King Gojong’s historic sites reconstructed
It marks the 120th anniversary of the flight of King Gojong (1852-1919) to the Russian legation amid increasing threats from the Japanese.
The event is considered shameful by many Koreans, and Gojong himself, who was the last ruler of the Joseon Dynasty (1392-1910), is often remembered as an incompetent ruler who watched as Joseon fell and Japanese colonization began on his watch.
But in line with recent attempts to reevaluate Gojong, the Cultural Heritage Administration (CHA) announced recently that they will reconstruct part of the so-called King’s Road, or the path Gojong walked to refuge, as well as the Russian legation building itself.
According to the CHA, a map of the Jeongdong area, created by the U.S. legation during the short-lived Daehan Empire period (1897-1910), shows the “King’s Road” between the Habib House, or the old residence of the U.S. Ambassador to Korea, and Seonwonjeon, the structure that once kept royal portraits.
The map shows that the 113-meter path begins at the current headquarters of the Korean Salvation Army and ends at the Russian legation, of which only a tower remains today. As Gojong actually fled from Gyeongbok Palace to the Russian legation, the King’s Road is only part of the journey.

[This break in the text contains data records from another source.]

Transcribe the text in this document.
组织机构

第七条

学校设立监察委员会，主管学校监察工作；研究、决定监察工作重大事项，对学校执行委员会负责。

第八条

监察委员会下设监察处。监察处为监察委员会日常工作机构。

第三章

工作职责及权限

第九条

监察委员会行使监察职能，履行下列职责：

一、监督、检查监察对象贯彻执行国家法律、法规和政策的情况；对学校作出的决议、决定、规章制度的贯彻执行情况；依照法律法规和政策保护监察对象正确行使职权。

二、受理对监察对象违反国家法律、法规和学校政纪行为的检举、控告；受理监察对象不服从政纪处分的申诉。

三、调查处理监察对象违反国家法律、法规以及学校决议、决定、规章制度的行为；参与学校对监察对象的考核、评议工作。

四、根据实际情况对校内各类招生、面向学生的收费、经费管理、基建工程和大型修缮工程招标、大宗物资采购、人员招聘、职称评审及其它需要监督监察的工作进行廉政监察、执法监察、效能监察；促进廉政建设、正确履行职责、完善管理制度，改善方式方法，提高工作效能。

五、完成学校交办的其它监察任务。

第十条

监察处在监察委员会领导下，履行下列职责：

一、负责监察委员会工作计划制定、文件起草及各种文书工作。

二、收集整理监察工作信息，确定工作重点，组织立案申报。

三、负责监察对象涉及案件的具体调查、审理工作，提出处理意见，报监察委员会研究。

King’s Road is currently within the Habib House complex and has therefore been off-limits to the public. After the CHA’s reconstruction, however, it will be accessible to all.
“[The reconstruction] will begin in September and end late next year,” the CHA said in a press release on July 20. About 2.5 billion won ($2.2 million) has been allocated for the project.
The CHA will also reconstruct Seonwonjeon, which consisted of several structures and was originally situated inside the palace grounds. (Korean palaces today are usually much smaller than their original sizes, as the Japanese colonial government downsized them in an attempt to undermine royal authority.) In 2003, an archaeological excavation found that the original site of Seonwonjeon was actually on U.S. property. The Korean government managed to regain the ownership of the plot in 2011, in exchange for a plot within Yongsan Garrison located in the Yongsan District. It was this deal that made the recreation of Seonwonjeon possible.
Gojong constructed Seonwonjeon before the establishment of the Korean Empire. Also known as the Daehan Empire, the period refers to the final years of the Joseon Dynasty during which the state transformed into an empire in an attempt to stave off increasing Japanese encroachment.
Seonwonjeon burned down in 1900, and while it was reconstructed in the current site shortly afterwards, the Japanese demolished it a year after Gojong died.
Along with the announcement of the reconstruction of the King’s Road and Seonwonjeon, the CHA also said it will restore the Russian Legation building where King Gojong stayed for a year.
Set on high ground overlooking the city, the legation complex was constructed in 1895 by Russian architect Afanasij Ivanovich Seredin Sabatin. Historians say it was one of the most conspicuous buildings in the city.
The castle-like, Renaissance-style building, however, was mostly destroyed in the Korean War (1950-53), with only a three-story tower remaining today. It wasn’t until the 1970s that the Korean government designated the structure as a cultural property (Historic Site No. 253) and had it repaired.
The restoration will begin next year and finish in 2021, the CHA said.
Gojong’s fleeing to the Russian legation “is what led to the declaration of the Daehan Empire,” said Kim Mun-sik, history professor of Dankook University says. “Although Japanese colonization began not long after, we still must appreciate Gojong’s diplomatic attempts to keep Joseon an independent state.”
It was in the Russian legation that Gojong replaced the pro-Japanese government with a pro-Russian government; dispatched envoys to Western powers; and planned for a modern, independent Korean state.
“Present-day Korea succeeds the Daehan Empire, which was a modern state,” said historian Lee Tae-jin, an emeritus professor at Seoul National University and former president of the National Institute of Korean History. “Although it’s belated, the restoration of the heritage sites in the Jeongdong area relevant to the modern history of Korea is very meaningful.”